When reality and magic meet in the forest
It’s 1969, and twelve-year-old Daniel Burns is camping in the redwood forest with his family. Danny wants to listen to his music and read, but his family has other plans. S’mores around the campfire and stories end their first day. The family is sleeping soundly in their secluded tent when Danny wakes up and finds his sister, Colette, is missing. Assuming she went to use the outhouse, he goes after her. When he finds his sister, they discover there is a thin veil between reality and fantasy.
Two bonus short stories offer a glimpse into the magical world that finds Danny and Colette. These hidden beings not only share our world but have a role in protecting their forest.
The full moon filtered down through the giant trees, bathing the forest in a glow that made it easy for the fairies to see. A woodpecker had done its job clearing out the insects it found in the old redwood. As the tree grew, so did an opening that became an animal den. A fisher—a member of the weasel family—nestled there with her four babies. Her long, fluffy tail, half the length of her sleek body, was protectively curled around her brood.
Goldie and her little brother, Oren, quietly watched them sleep. It had become Goldie’s habit to check the animal dens to make sure they were safe. The fishers, who were no bigger than the cats humans kept as pets, held a special place in her heart. They were adorable, with their big, bearlike ears, pointed faces, and huge eyes. Their dark brown fur was so soft it was hard not to pet them. They didn’t trust tree fairies, and she didn’t blame them. The fairies would zap animals, birds, or insects that developed too much curiosity or mistook them for food.
Oren spoke in a voice Goldie strained to hear. “I’m watching for owls.”
Not wanting to wake the fishers, Goldie responded in a softer tone. “Thanks. They are pests.”
Oren nodded solemnly and looked behind him. They’d seen a brown-and-gray horned owl hunting earlier in the evening. Its yellow eyes had widened in hunger as it dove at them. A quick jolt was all the discouragement it needed to stop bothering them. Would those birds ever learn fairies weren’t on their menu?
Oren had settled in a holding pattern, looking over Goldie’s head into the den. They made eye contact, and she jerked her head in a motion to leave. Their silver wings glowed at night, making the fairies easy targets if they weren’t careful. They rested briefly on a lower branch of the redwood.
Oren smiled as he swung his bare feet, making the branch sway. “Thanks for bringing me along this time, Sis.”

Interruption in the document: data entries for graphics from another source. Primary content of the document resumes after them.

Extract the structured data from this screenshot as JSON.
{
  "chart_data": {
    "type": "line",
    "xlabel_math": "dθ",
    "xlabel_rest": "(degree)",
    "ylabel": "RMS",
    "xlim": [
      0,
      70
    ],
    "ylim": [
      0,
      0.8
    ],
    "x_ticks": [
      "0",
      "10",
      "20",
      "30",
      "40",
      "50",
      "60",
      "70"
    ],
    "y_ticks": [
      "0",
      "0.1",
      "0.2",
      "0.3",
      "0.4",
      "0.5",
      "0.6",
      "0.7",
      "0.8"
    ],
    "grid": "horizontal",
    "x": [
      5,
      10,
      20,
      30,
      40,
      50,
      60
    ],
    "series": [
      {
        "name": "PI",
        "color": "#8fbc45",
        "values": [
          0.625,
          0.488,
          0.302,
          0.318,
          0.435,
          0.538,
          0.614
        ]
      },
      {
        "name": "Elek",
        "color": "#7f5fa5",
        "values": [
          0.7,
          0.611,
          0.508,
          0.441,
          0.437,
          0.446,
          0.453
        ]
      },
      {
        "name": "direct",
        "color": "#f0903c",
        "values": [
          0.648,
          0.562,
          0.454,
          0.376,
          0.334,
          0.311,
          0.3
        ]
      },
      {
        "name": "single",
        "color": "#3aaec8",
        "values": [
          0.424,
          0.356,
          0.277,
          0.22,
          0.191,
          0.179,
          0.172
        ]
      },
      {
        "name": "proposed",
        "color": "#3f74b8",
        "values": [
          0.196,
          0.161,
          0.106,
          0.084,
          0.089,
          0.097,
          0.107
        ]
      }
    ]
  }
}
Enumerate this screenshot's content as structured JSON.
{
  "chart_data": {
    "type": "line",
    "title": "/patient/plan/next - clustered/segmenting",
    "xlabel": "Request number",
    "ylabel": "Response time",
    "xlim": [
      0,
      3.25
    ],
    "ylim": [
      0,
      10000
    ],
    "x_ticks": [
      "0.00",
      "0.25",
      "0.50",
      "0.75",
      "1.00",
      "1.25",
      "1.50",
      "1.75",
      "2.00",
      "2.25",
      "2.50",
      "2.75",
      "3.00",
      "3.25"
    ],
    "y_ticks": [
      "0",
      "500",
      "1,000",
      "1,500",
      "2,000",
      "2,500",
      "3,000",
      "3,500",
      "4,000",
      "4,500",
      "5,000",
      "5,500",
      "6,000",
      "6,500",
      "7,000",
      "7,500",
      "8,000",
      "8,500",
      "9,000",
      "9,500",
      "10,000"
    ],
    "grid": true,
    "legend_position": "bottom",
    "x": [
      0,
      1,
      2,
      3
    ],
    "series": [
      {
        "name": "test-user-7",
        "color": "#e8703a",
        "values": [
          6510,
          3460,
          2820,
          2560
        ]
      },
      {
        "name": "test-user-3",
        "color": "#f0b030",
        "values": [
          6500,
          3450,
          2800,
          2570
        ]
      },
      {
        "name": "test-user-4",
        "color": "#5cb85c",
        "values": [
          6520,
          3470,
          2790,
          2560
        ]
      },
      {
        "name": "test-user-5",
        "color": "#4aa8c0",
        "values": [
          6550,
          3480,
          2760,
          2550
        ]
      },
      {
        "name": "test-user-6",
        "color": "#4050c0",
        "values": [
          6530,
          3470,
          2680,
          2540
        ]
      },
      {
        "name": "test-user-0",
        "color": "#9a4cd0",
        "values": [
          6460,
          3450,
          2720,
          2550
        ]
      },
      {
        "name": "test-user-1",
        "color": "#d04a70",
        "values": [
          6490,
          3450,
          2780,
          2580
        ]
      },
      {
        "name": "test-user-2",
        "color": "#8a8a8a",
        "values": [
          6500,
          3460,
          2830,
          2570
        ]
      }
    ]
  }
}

- L. Finn is an independent California local who encourages everyone to embrace their inner child. She was born and raised in the foggy Bay Area, but in 1990 she relocated with her husband, kids, dogs, and cats to Nevada City, in the Sierra foothills. She immersed herself in reading all types of books but especially loved romance, horror, and fantasy. She always treasured creating her own reality on paper. Finally, surrounded by towering pines, oaks, and cedars, her creativity was nurtured until it bloomed. Her creations include adult fiction, poetry, a unique autobiography, and children’s books. She continues on her adventure with an open invitation to all readers to join her.